When I questioned the ring, he admitted the woman wasn't exactly a fiancée but more of an old friend. When I pointed out his geographical miscalculation, he said that Des Moines was a stopover only. Omaha was his destination. When I told him I needed to go west, he insisted I would love Chicago. That brought the cordial portion of the journey to a close.
I told him to drop me off.
He said his friend had a divorced mother I might like to meet.
I told the little shit I'd use his global positioning system to call the police.
It was a bluff—I would never have figured out how to work the goddam thing, but he let me out at the next rest stop, one that was overrun with Indiana state troopers warning drivers about giving rides to strangers. A college student had been assaulted and nearly killed near West Lafayette by a man who had finagled his way into her car. It wasn't me, despite the withering glance from one of the troopers who then warned me not to hitchhike and told me that if he saw me doing so, he'd pick me up for questioning. He concluded his list of warnings and admonitions with the seemingly obligatory but contextually meaningless have yourself a good day now. I wasn't having one at that point, hadn't had one up until then, and aside from not being arrested, didn't have one afterwards either. While Everett was screwing his "old friend" on the Lakeshore, I was retracing my path southward with a trucker who hated cops and picked me up to spite them. Thank God for blind prejudice.
To give in after all that—to fork over cash for something as simple as a ride—well, I wasn't doing it. This Wind Drift two miles west? Walking distance. I looked back for a moment just to get a different perspective of Sage, and I noticed a car parked in front of Mrs. O'Leary's motel, a four-door sedan, maybe a Buick or a Cadillac, either black or a very dark blue. Aside from my laptop, I had nothing of value in my room, but as soon as the thought entered my head that I might not have locked the place, I knew I hadn't. I tried to find an unhurried stride between nonchalance and panic, but when I got to within a hundred feet of the car—a dark blue Cadillac—I saw its headlights come up. Slowly, almost listlessly, it pulled away from the curb and came toward me. One driver, a man, bald or close to it, no passengers I could see, a plate that was not Montana. I waved my arms at him, he slowed the car, rolled down his window.
"Were you looking for somebody?"
"Nope." He stared straight ahead.
His voice was not unfriendly, but the curt response put me off.
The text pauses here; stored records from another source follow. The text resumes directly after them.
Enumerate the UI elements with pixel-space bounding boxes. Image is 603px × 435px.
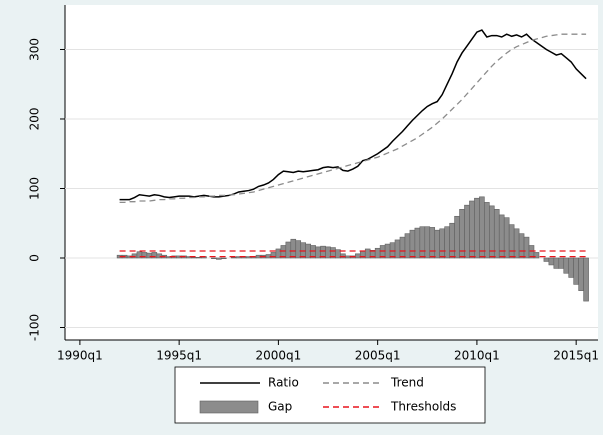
gap-bar <box>394 239 401 259</box>
gap-bar <box>399 236 406 259</box>
gap-bar <box>409 229 416 259</box>
gap-bar <box>479 196 485 259</box>
gap-bar <box>295 240 302 259</box>
gap-bar <box>553 257 560 269</box>
x-tick-label: 2010q1 <box>454 349 500 363</box>
gap-bar <box>290 238 297 259</box>
gap-bar <box>429 227 436 259</box>
gap-bar <box>474 197 480 259</box>
gap-bar <box>300 242 306 259</box>
gap-bar <box>503 217 510 259</box>
x-tick-label: 2005q1 <box>355 349 401 363</box>
gap-bar <box>285 241 292 259</box>
gap-bar <box>484 202 490 259</box>
gap-bar <box>583 257 589 302</box>
gap-bar <box>558 257 565 269</box>
gap-bar <box>404 233 411 259</box>
gap-bar <box>523 236 530 259</box>
gap-bar <box>131 253 138 259</box>
y-tick-label: 200 <box>28 108 42 131</box>
gap-bar <box>340 253 346 259</box>
gap-bar <box>454 215 460 259</box>
gap-bar <box>449 222 455 259</box>
gap-bar <box>548 257 555 266</box>
x-tick-label: 1995q1 <box>156 349 202 363</box>
gap-bar <box>221 257 227 259</box>
gap-bar <box>439 228 445 259</box>
gap-bar <box>146 252 153 259</box>
gap-bar <box>156 253 163 259</box>
gap-bar <box>518 233 525 259</box>
gap-bar <box>216 257 222 260</box>
legend-label: Ratio <box>268 376 299 390</box>
gap-bar <box>355 253 361 259</box>
gap-bar <box>573 257 579 285</box>
gap-bar <box>419 226 426 259</box>
gap-bar <box>464 204 470 259</box>
gap-bar <box>374 247 381 259</box>
y-tick-label: -100 <box>28 314 42 341</box>
gap-bar <box>444 226 450 259</box>
legend-label: Gap <box>268 400 292 414</box>
legend-label: Thresholds <box>390 400 456 414</box>
x-tick-label: 2000q1 <box>256 349 302 363</box>
legend <box>174 366 486 424</box>
series-line <box>119 33 587 204</box>
legend-key <box>199 400 259 414</box>
y-tick-label: 100 <box>28 177 42 200</box>
gap-bar <box>414 227 421 259</box>
x-tick-label: 1990q1 <box>57 349 103 363</box>
gap-bar <box>469 200 475 259</box>
series-line <box>119 29 587 201</box>
gap-bar <box>563 257 570 274</box>
gap-bar <box>513 228 520 259</box>
gap-bar <box>528 245 535 259</box>
gap-bar <box>434 229 440 259</box>
gap-bar <box>424 226 431 259</box>
y-tick-label: 300 <box>28 38 42 61</box>
gap-bar <box>389 242 396 259</box>
y-tick-label: 0 <box>28 254 42 262</box>
gap-bar <box>568 257 574 278</box>
gap-bar <box>489 205 495 259</box>
gap-bar <box>230 256 237 259</box>
gap-bar <box>196 256 202 259</box>
gap-bar <box>578 257 584 291</box>
gap-bar <box>533 252 540 259</box>
legend-label: Trend <box>390 376 424 390</box>
plot-area <box>65 5 598 340</box>
gap-bar <box>191 256 197 259</box>
gap-bar <box>543 257 550 262</box>
gap-bar <box>508 224 515 259</box>
gap-bar <box>384 243 391 259</box>
gap-bar <box>211 257 217 259</box>
x-tick-label: 2015q1 <box>553 349 599 363</box>
gap-bar <box>364 248 371 259</box>
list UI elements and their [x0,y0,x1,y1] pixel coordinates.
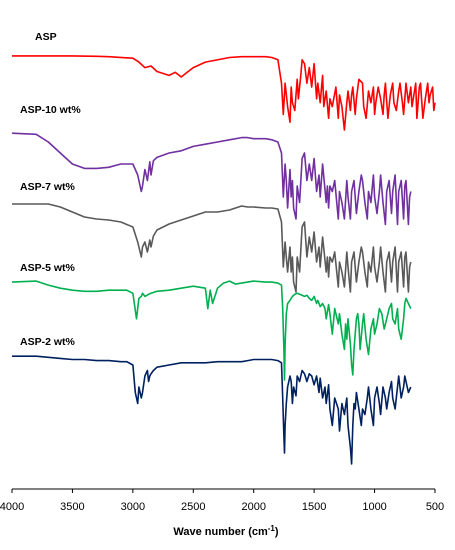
series-label-4: ASP-5 wt% [20,262,76,274]
x-tick-label: 2000 [241,501,265,513]
series-line-2 [11,132,412,226]
x-axis-title-end: ) [275,526,279,538]
series-line-5 [12,355,412,465]
x-tick-label: 3000 [121,501,145,513]
x-tick-label: 2500 [181,501,205,513]
x-tick-layer: 4000 3500 3000 2500 2000 1500 1000 500 [0,489,444,513]
x-axis-title: Wave number (cm-1) [173,524,278,538]
series-label-layer: ASP ASP-10 wt% ASP-7 wt% ASP-5 wt% ASP-2 wt% [20,31,81,348]
series-line-3 [12,203,412,293]
series-label-1: ASP [35,31,57,43]
x-tick-label: 500 [426,501,444,513]
x-tick-label: 1000 [362,501,386,513]
series-line-1 [12,55,436,131]
series-line-4 [11,280,412,381]
series-label-3: ASP-7 wt% [20,181,76,193]
x-tick-label: 3500 [60,501,84,513]
series-label-5: ASP-2 wt% [20,336,76,348]
x-tick-label: 1500 [302,501,326,513]
series-layer [11,55,436,465]
series-label-2: ASP-10 wt% [20,104,81,116]
x-axis-title-superscript: -1 [268,524,276,533]
x-tick-label: 4000 [0,501,24,513]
Usually someone will offer a rationale—just passing through, checking directions, doing some sightseeing. But nothing from this guy, so he got nothing from me other than my traffic-cop wave which accompanied him out of town. I felt like a resident keeping an eye on things, but even so I hurried over to lock the motel room, which, of course, I had locked after all…it was the iron we're always sure we left on but never did.
It wasn't until a few weeks later that I thought about that car again, and by that time I knew what a Wyoming license plate looked like.